Jurisprudence CJUE — 62017TJ0612_RES

CELEX62017TJ0612_RES
TypeJurisprudence CJUE
Datemercredi 10 novembre 2021

Texte intégral

Affaire T‑612/17

Google LLC, anciennement Google Inc.
et
Alphabet, Inc.

contre

Commission européenne

Arrêt du Tribunal (neuvième chambre élargie) du 10 novembre 2021

« Concurrence – Abus de position dominante – Recherche générale et recherche spécialisée de produits sur Internet – Décision constatant une infraction à l’article 102 TFUE et à l’article 54 de l’accord EEE – Abus par effet de levier – Concurrence par les mérites ou pratique anticoncurrentielle – Conditions d’accès par les concurrents à un service d’une entreprise dominante dont l’utilisation ne peut pas être effectivement remplacée – Affichage favorisé par l’entreprise dominante des résultats de son propre service de recherche spécialisée – Effets – Nécessité d’établir un scénario contrefactuel – Absence – Justifications objectives – Absence – Possibilité d’infliger une amende eu égard à certaines circonstances – Lignes directrices pour le calcul du montant des amendes – Compétence de pleine juridiction »
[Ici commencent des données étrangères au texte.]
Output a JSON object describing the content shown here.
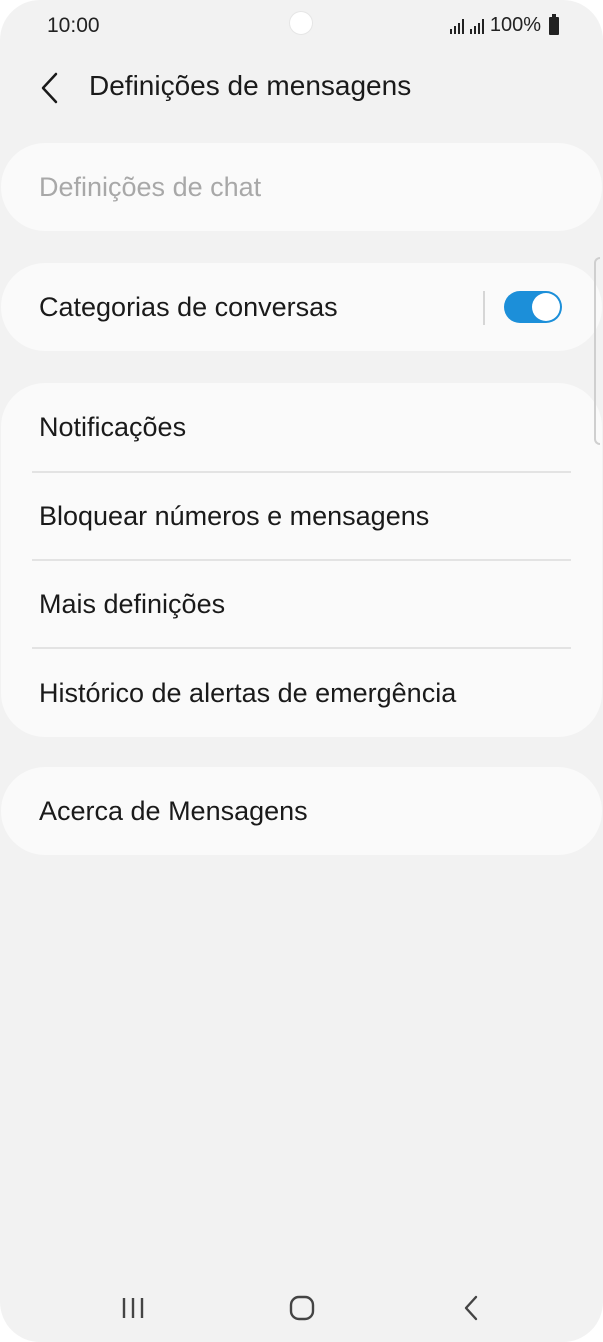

  1. Recours en annulation – Contrôle de légalité – Critères – Décisions adoptées par la Commission en matière de concurrence – Éléments à prendre en considération – Éléments antérieurs et postérieurs à la décision attaquée – Éléments présentés dans le cadre de la procédure administrative ou présentés pour la première fois dans le cadre du recours en annulation – Inclusion

    (Art. 101, 102, 261 et 263 TFUE)

    (voir points 129-131)

  2. Droit de l’Union européenne – Principes – Droits fondamentaux – Présomption d’innocence – Procédure en matière de concurrence – Applicabilité

    (Charte des droits fondamentaux de l’Union européenne, art. 48, § 1)

    (voir point 132)

  3. Concurrence – Procédure administrative – Décision de la Commission constatant une infraction – Preuve de l’infraction et de sa durée à la charge de la Commission – Portée de la charge probatoire – Décision s’appuyant sur des éléments de preuve suffisants pour démontrer l’existence de l’infraction – Obligations probatoires des entreprises contestant la réalité de l’infraction

    (Art. 102 TFUE)

    (voir points 133, 134)

  4. Recours en annulation – Compétence du juge de l’Union – Interprétation de la motivation d’un acte administratif – Limites

    (Art. 263 et 264 TFUE)

    (voir point 135)

  5. Position dominante – Abus – Notion – Notion objective visant les comportements de nature à influencer la structure du marché et ayant pour effet de faire obstacle au maintien ou au développement de la concurrence – Obligations incombant à l’entreprise dominante – Exercice de la concurrence par les seuls mérites

    (Art. 102 TFUE)

    (voir points 150-157)

  6. Position dominante – Abus – Effet de levier – Position dominante sur le marché de la recherche générale sur Internet – Pratiques favorisant le comparateur de produits de l’entreprise en position dominante et défavorisant les comparateurs de produits concurrents – Caractère abusif – Critère d’appréciation – Pratiques constituant une amélioration qualitative relevant de la concurrence par les mérites – Absence – Pratique en ligne avec le caractère ouvert de l’infrastructure à la base du moteur de recherche générale – Absence

    (Art. 102 TFUE)

    (voir points 158-189, 193-197)

  7. Procédure juridictionnelle – Intervention – Moyen non soulevé par la partie requérante – Irrecevabilité

    (Statut de la Cour de justice, art. 40, 4e al., et 53, 1er al. ; règlement de procédure du Tribunal, art. 142, § 3)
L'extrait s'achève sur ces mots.